3. Agent web site checks. These have to be done manually. Agency web pages are often art projects, larded up with javascript that produces elegant rolling animations of books, authors, agents, background art, and text. These sites aren't really set up to help authors. It's impossible to automate a check to confirm the source query results. This has to be done manually: F. L. is required to click and update status. 

4. State Changes. Queries and Rejections are the important state changes. Open and Closed to queries is also part of the state that needs to be tracked. Additionally, there's a multiple agent per agency check that makes this more complex. The state changes are painful to track in a simple spreadsheet-like data structure: a rejection by one agent can free up another agent at the same agency. This multi-row state change is simply horrible to deal with.

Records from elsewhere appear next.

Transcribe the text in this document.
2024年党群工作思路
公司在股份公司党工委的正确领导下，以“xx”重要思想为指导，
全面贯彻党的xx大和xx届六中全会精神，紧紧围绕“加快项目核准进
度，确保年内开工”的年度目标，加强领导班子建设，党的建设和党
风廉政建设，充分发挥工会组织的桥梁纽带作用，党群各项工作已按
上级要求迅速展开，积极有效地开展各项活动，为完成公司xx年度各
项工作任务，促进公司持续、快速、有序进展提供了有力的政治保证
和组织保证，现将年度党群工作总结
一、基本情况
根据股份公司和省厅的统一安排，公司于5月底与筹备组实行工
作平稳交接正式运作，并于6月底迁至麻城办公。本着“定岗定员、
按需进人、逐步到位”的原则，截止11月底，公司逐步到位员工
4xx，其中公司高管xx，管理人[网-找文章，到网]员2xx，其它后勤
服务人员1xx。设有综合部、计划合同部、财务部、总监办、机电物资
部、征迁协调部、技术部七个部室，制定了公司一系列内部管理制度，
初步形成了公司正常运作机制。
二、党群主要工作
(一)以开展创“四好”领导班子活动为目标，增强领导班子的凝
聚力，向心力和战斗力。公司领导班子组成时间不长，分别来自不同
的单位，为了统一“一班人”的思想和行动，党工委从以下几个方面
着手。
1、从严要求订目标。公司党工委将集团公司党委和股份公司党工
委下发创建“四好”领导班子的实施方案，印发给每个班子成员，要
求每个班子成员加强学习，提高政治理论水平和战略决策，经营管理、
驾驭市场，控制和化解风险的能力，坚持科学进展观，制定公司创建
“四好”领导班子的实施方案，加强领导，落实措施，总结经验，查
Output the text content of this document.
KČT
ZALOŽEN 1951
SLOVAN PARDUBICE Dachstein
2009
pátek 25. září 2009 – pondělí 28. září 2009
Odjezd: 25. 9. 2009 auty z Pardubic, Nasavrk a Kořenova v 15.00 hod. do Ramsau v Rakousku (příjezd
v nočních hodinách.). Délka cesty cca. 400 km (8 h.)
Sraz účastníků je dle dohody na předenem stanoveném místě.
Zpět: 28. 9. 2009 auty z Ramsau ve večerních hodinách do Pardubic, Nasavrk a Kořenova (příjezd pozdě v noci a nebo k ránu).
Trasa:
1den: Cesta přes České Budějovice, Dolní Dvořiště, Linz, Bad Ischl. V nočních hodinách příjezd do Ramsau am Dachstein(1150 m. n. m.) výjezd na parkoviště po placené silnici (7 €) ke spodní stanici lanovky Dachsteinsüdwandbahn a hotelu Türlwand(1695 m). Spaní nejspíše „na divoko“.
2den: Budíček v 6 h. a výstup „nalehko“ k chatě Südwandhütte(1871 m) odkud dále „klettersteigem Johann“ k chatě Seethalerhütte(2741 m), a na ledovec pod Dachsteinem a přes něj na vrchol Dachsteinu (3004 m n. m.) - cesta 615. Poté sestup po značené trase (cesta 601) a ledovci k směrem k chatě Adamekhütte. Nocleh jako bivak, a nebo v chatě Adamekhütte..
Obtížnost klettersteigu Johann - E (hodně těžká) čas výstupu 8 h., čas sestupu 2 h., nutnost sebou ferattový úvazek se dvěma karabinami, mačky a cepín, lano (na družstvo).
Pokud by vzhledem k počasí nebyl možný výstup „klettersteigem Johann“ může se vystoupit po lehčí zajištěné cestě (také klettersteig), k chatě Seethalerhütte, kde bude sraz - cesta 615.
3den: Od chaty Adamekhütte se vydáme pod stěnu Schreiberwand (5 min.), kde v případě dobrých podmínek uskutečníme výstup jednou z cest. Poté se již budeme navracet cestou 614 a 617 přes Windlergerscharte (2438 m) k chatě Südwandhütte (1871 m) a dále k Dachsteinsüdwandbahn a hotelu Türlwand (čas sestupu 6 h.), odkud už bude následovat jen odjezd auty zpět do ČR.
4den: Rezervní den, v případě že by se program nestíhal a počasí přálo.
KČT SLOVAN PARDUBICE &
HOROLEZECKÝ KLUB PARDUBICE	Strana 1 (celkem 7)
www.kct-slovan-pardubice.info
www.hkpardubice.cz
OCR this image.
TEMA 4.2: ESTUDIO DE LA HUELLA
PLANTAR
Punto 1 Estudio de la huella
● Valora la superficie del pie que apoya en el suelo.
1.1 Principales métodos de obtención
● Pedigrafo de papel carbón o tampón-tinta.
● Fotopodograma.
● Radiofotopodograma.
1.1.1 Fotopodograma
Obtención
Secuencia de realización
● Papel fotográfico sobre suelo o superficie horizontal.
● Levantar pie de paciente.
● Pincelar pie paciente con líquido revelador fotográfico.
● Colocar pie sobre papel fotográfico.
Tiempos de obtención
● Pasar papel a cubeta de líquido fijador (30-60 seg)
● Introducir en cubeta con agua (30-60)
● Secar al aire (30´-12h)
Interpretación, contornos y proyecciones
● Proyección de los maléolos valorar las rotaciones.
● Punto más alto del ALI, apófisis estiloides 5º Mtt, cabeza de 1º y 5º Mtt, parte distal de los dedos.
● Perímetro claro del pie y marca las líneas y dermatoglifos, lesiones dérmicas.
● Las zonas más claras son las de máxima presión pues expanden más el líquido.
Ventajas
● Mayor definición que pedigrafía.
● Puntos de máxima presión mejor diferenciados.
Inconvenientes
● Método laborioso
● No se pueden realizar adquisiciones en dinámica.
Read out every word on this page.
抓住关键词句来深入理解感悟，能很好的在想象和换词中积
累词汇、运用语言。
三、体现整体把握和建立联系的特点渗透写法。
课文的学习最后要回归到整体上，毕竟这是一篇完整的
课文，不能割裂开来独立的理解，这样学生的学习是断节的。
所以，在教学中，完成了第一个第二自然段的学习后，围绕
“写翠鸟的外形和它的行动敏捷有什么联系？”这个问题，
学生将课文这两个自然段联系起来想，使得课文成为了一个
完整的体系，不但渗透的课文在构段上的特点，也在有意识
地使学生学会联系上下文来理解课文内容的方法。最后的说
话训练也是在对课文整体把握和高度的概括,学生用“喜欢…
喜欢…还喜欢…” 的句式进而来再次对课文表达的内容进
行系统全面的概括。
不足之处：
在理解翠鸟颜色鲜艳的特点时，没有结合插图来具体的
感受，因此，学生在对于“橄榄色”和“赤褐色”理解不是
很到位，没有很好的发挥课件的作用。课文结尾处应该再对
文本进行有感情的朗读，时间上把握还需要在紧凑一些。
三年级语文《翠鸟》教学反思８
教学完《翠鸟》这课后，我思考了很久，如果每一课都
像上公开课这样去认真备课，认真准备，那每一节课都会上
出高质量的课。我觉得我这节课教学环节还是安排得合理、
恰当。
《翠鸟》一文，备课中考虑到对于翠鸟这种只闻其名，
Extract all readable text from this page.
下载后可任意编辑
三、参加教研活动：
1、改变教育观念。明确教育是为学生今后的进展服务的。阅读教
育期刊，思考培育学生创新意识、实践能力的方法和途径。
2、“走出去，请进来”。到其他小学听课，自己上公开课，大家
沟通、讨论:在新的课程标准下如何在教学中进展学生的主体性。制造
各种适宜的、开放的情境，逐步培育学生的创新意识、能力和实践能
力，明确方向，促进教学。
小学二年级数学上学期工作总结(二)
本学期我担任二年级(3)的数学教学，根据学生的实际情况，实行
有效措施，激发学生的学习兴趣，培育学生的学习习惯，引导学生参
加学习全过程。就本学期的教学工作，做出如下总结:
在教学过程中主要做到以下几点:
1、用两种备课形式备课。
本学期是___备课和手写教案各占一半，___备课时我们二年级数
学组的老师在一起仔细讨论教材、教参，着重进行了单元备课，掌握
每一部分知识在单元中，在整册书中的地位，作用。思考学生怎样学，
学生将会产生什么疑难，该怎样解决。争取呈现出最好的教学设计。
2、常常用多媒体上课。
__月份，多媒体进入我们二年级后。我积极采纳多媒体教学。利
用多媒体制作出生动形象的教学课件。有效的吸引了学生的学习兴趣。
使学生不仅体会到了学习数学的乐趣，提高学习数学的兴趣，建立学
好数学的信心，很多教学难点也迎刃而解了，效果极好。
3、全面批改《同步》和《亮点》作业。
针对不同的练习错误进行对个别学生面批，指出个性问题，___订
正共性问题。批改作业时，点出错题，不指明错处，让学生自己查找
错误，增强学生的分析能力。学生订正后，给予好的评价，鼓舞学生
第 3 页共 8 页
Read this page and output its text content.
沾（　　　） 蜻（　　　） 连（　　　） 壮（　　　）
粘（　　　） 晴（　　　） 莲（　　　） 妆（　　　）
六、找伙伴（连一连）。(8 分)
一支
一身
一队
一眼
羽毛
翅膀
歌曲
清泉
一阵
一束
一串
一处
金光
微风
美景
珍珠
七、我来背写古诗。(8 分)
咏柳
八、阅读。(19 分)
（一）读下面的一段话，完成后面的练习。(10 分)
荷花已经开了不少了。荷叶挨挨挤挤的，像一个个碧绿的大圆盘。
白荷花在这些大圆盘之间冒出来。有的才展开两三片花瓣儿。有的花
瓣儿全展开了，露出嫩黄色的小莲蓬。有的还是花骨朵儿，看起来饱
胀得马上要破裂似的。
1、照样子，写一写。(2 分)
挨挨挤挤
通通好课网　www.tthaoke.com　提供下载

Bonus confusion! Time-to-Live rules: a query over 60 days old is more-or-less a de facto rejection. This means that periodic scans of the data are required to close a query to one agent in an agency, freeing up subsequent agents in the same agency.

Manuscript Wish Lists (MSWLs) are a source for agents actively searching for manuscripts. This is more-or-less a Twitter query. Using the various aggregating web sites seems slightly easier than using Twitter directly. However, additional Twitter lookups are required to locate agent details, so this is interesting web-scraping.

Of course F. L. Stevens has a legacy spreadsheet with at least four "similar" (but not really identical) tabs filled with agencies, agents, and query status.

I don't have an implementation to share -- yet. I'm working on it slowly.

I think it will be an interesting tutorial in cleaning up semi-structured data.